Using ASTM E3133 we can compare floor impact sound levels for flooring common to hospitals, such as VCT and standard sheet vinyl, as well as specialty acoustical flooring like sheet vinyl fusion bonded to a rubber backing (Vinyl Rx).

(1aAAa1_Fig2_FlooringComparison)

Figure 2 shows that the Vinyl Rx can significantly reduce floor impact radiated sound, with a 13dB reduction in the overall sound level compared to VCT (a ~60% reduction in perceived loudness). The significant reduction in impact sound levels gives us an exciting indicator that specialty acoustical flooring has the potential to reduce predicted loudness peaks and improve the patient experience.

Unfortunately, there are some issues with the ASTM test method that limit its usefulness. In the course of testing to ASTM E3133, we uncovered substantial variation in the sound levels measured using two standard tapping machines from different manufacturers.
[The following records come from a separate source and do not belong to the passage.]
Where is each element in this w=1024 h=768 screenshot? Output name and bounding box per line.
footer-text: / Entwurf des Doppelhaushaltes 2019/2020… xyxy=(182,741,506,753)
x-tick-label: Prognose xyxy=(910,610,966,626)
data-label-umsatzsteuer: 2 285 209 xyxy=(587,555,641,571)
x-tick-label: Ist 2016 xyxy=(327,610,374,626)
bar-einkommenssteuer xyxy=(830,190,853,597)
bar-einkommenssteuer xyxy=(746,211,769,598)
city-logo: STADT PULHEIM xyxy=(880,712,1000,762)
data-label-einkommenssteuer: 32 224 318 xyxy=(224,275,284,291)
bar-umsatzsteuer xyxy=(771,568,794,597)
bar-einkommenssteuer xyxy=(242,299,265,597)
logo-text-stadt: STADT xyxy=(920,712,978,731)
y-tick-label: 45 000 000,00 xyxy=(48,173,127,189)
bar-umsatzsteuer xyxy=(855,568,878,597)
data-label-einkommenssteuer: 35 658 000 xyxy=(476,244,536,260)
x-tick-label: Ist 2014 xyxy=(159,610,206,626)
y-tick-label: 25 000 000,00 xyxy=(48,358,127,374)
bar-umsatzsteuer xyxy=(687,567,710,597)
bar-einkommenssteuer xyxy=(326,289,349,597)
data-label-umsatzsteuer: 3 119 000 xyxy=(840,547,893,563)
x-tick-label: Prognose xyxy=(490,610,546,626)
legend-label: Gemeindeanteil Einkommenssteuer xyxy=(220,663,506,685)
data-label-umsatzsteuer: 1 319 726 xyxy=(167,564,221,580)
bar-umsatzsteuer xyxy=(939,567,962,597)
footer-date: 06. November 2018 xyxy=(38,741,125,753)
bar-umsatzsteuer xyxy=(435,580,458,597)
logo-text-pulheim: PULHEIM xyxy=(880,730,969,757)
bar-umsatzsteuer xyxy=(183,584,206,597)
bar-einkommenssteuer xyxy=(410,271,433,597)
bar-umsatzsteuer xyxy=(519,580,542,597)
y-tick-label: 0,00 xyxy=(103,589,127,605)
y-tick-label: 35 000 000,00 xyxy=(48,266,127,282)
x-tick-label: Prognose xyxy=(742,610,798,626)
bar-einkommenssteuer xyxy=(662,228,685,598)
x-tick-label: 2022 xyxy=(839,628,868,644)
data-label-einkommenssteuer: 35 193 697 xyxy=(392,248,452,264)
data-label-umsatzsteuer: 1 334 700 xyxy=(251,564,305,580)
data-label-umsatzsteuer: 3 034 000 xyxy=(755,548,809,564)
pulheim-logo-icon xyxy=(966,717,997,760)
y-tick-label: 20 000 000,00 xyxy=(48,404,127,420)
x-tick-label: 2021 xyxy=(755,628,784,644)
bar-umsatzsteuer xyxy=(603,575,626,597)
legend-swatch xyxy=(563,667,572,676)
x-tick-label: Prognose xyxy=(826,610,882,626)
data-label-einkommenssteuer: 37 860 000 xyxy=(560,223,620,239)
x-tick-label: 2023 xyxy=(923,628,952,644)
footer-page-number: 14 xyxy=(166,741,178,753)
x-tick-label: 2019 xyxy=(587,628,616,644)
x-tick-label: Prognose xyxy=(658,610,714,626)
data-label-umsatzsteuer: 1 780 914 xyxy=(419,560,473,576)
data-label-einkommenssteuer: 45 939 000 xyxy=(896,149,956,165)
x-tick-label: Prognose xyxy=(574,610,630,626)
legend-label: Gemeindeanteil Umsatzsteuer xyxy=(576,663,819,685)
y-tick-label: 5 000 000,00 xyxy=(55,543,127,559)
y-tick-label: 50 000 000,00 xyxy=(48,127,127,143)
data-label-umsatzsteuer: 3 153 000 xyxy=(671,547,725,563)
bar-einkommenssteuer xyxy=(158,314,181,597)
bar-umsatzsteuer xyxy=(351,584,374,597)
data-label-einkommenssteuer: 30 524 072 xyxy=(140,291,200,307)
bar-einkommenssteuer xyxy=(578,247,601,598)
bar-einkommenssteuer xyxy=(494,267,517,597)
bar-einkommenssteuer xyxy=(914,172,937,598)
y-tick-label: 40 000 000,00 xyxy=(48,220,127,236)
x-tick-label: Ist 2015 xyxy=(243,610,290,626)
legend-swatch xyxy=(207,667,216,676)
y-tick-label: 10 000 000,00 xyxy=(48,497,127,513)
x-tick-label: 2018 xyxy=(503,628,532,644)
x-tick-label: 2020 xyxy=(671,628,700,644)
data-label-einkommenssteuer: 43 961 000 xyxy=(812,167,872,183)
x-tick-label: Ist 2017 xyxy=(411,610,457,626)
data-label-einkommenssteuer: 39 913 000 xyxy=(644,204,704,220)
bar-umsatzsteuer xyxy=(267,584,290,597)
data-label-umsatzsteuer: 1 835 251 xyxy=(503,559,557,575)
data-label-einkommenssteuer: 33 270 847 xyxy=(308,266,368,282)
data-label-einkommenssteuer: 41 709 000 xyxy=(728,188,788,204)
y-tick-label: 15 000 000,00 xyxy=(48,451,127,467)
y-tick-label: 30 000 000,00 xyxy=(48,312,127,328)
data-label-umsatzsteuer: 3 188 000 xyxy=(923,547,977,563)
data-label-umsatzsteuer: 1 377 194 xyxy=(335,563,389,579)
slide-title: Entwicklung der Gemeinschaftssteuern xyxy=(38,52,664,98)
The variation in tapping machines is evident even on a loud floor like concrete (see Figure 3).

(1aaAAa2_Fig3_BareConc)

The standard has provisions to account for the self-noise of the tapping machine, but those provisions do not correct the discrepancy between the two machines. Further investigation has shown that different flooring actually changes the self-noise of the tapping machine, so it cannot be easily accounted for.

While it may be possible to modify tapping machines to address the variation in self-noise, the most likely solution to the problem is a different impact source. Impact sources like golf balls, cue balls, and ball bearings can create consistent impacts without the self-noise issues of standard tapping machines. These objects are also readily available and easily transportable, so they lend themselves well to field measurements.